Revenue stamps of Fiji were first issued in 1871 or 1872, when the Fiji islands were an independent kingdom. The first revenue stamps consisted of postage stamps overprinted with the letter D.

After Fiji became a British crown colony in 1874, postage stamps and dual-purpose postage and revenue stamps began to be used for fiscal purposes. A new design depicting Queen Victoria and inscribed FIJI STAMP DUTY was prepared in 1880, and it was coarsely printed by the Government Printer in Sydney. The issue consists of ten stamps with values ranging from 1d to £1, and it was issued on Fiji sometime in 1883. Some stamps are known postally used, although this was contrary to regulations. This issue remained in use until 1896, when postage stamps became valid for fiscal use once again. All remaining stocks were destroyed in 1903.
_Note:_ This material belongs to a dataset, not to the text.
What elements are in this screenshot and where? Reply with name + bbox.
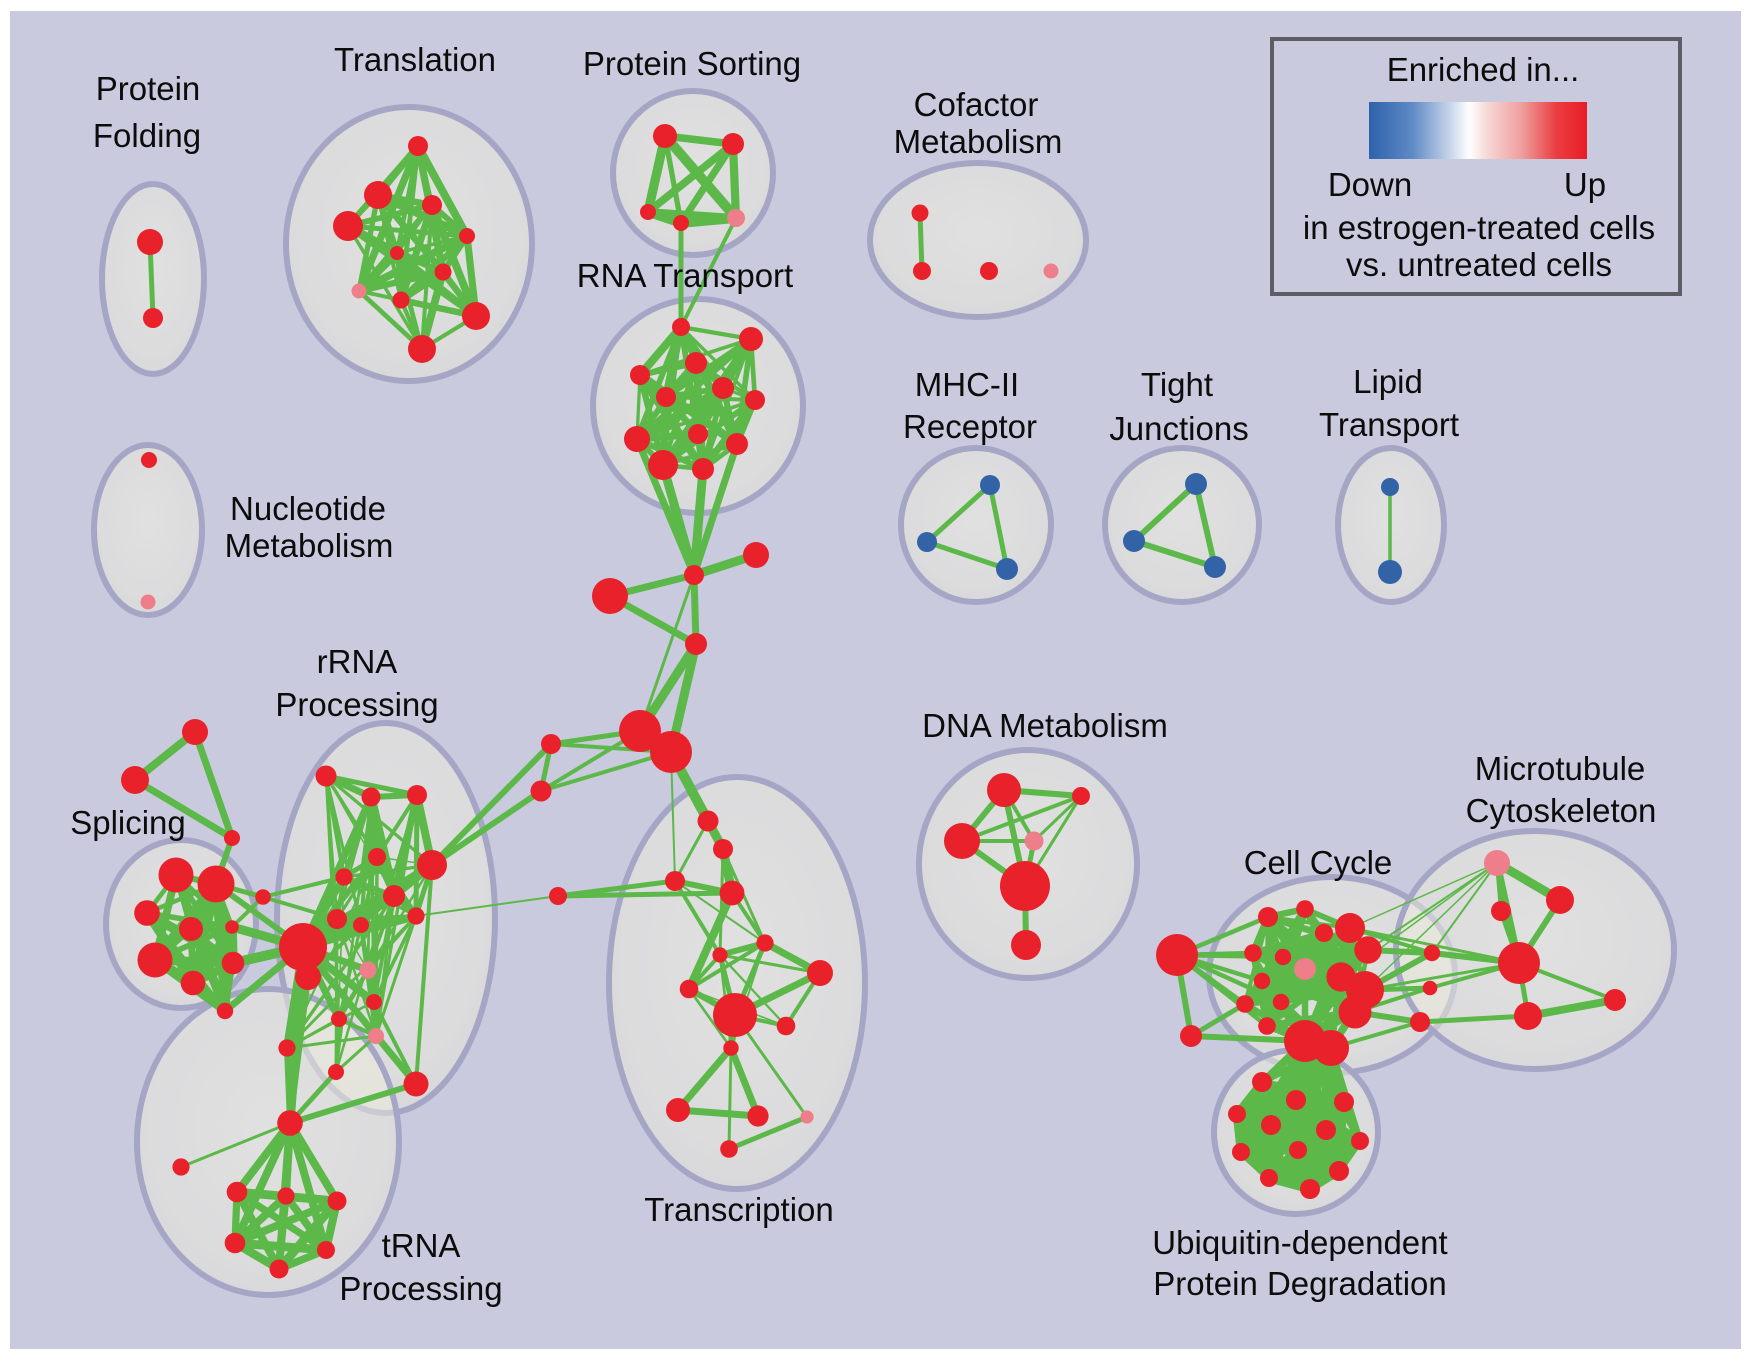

Revenue-only stamps were reintroduced on 1 January 1911, when postage stamps were once again overprinted for fiscal use with a letter R and with a vertical bar cancelling the original inscription POSTAGE. The first stamps to be overprinted were those depicting King Edward VII, and after 1912 stamps depicting King George V were also similarly overprinted. Both sets exist with two different types of watermark each. In both the Edward VII and George V sets, high values were created by overprinting £1 postage stamps (the highest value available) with new values of £3, £5 or £10. Overprinting ceased in 1927 and dual-purpose stamps were subsequently used for fiscal purposes once again.

An Airport Departure Tax stamp was used in 1991.

The first plans to introduce impressed duty stamps were made in late 1876, but it is unclear what became of the order. Impressed stamps were in use by the 20th century, with recorded dates of use ranging from the 1930s to the 1970s.